Еще одной интересной особенностью данного клочка земли было то, что за него никто и никогда не воевал. Колонизация обошлась без эксцессов, ибо остров изначально был необитаем. Потом, в начале шестнадцатого века, произошел так называемый дружественный захват Мадейры испанцами. То есть они так и сказали, чисто по дружбе, что им этот остров нравится, и все тут. Испания тогда пребывала на пике своего могущества, так что португальцы утерлись. Но к концу века семнадцатого она с этой вершины скатилась уже весьма низко, и португальцы тихой сапой восстановили статус-кво. Похожая история произошла и при Наполеоне, когда в качестве дружественных оккупантов выступили англичане.

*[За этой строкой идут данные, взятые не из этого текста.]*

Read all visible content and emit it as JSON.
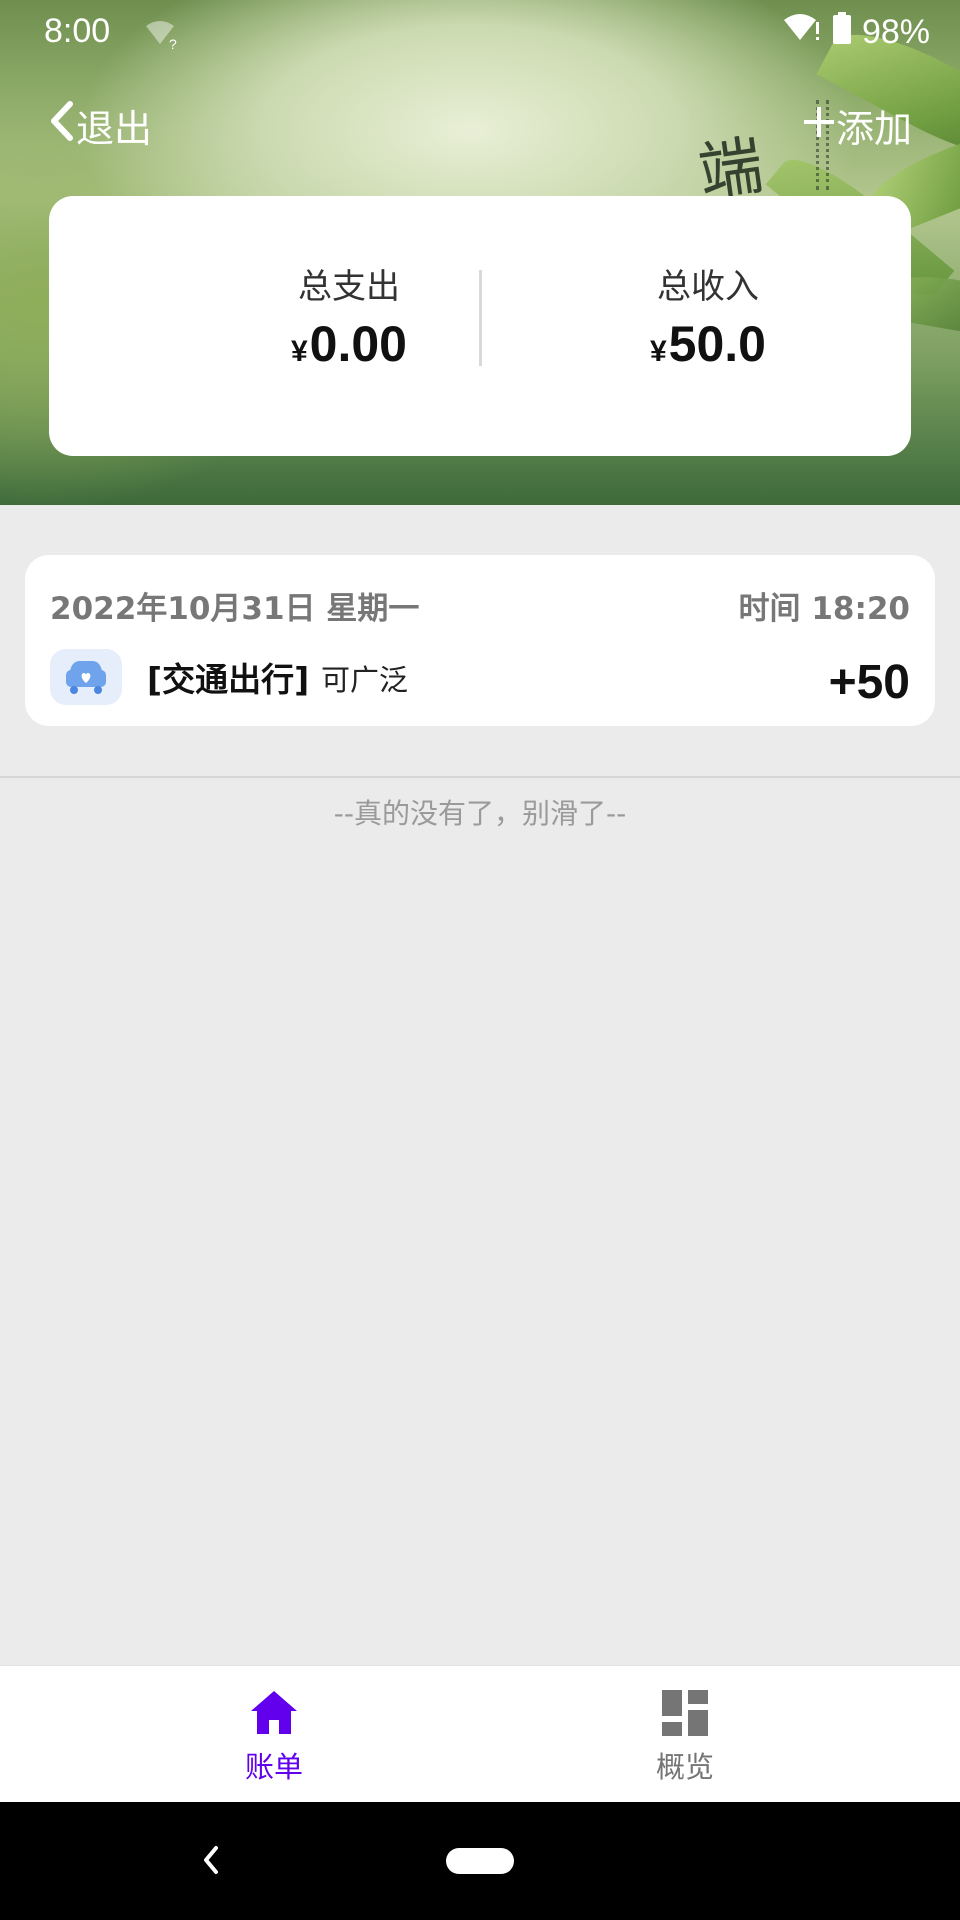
{
  "status_bar": {
    "time": "8:00",
    "battery": "98%",
    "icons": [
      "wifi-question-icon",
      "wifi-alert-icon",
      "battery-icon"
    ]
  },
  "app_bar": {
    "back_label": "退出",
    "add_label": "添加",
    "back_icon": "chevron-left-icon",
    "add_icon": "plus-icon"
  },
  "summary": {
    "expense_label": "总支出",
    "expense_currency": "¥",
    "expense_value": "0.00",
    "income_label": "总收入",
    "income_currency": "¥",
    "income_value": "50.0"
  },
  "records": [
    {
      "date": "2022年10月31日 星期一",
      "time": "时间 18:20",
      "category": "[交通出行]",
      "note": "可广泛",
      "amount": "+50",
      "icon": "car-icon"
    }
  ],
  "list_end_text": "--真的没有了，别滑了--",
  "bottom_nav": {
    "items": [
      {
        "label": "账单",
        "icon": "home-icon",
        "active": true,
        "color": "#6200ee"
      },
      {
        "label": "概览",
        "icon": "dashboard-icon",
        "active": false,
        "color": "#757575"
      }
    ]
  },
  "system_nav": {
    "icons": [
      "back-icon",
      "home-pill-icon"
    ]
  },
  "banner": {
    "calligraphy": "端"
  }
}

Но до нее оставалось еще больше ста лет, а пока «Чайка» обогнула остров и около шести часов вечера бросила якорь в гавани Фуншала, его столицы.
Там было довольно оживленно, но при нашем появлении мелкие посудины бросились врассыпную, а единственный из крупных кораблей, пузатый бриг, тут же закрыл орудийные порты, поднял голландский флаг и вообще начал всячески демонстрировать свое миролюбие. В порту тоже поднялась суетня, завершившаяся прибытием к нам начальника порта. Все-таки в быстром распространении слухов есть положительные моменты, подумал я, принимая явившееся с визитом должностное лицо. И поставил его в известность о наших потребностях:
— Хотелось бы приобрести у вас десяток барашков и по пять бочек мадеры и сухого вина. Что? Ну разумеется, за деньги, мы же с вами не ссорились. Да и назывался бы тогда этот процесс не «приобрести», а «получить». Кроме этого, есть и еще один вопрос. Не прибывала ли к вам недавно партия французов, которые должны ждать нас здесь?
Начальник побледнел и залепетал что-то не очень вразумительное, из чего я понял, что этих людей марокканцы продали как рабов, так что сейчас они трудятся на виноградниках…
— Тогда мы желали бы купить еще и футов двести хорошей пеньковой веревки, — расширил я перечень текущих потребностей. Что интересно, чиновник мгновенно понял, зачем она нам понадобилась, и неуверенно осведомился, нельзя ли без этого как-нибудь обойтись.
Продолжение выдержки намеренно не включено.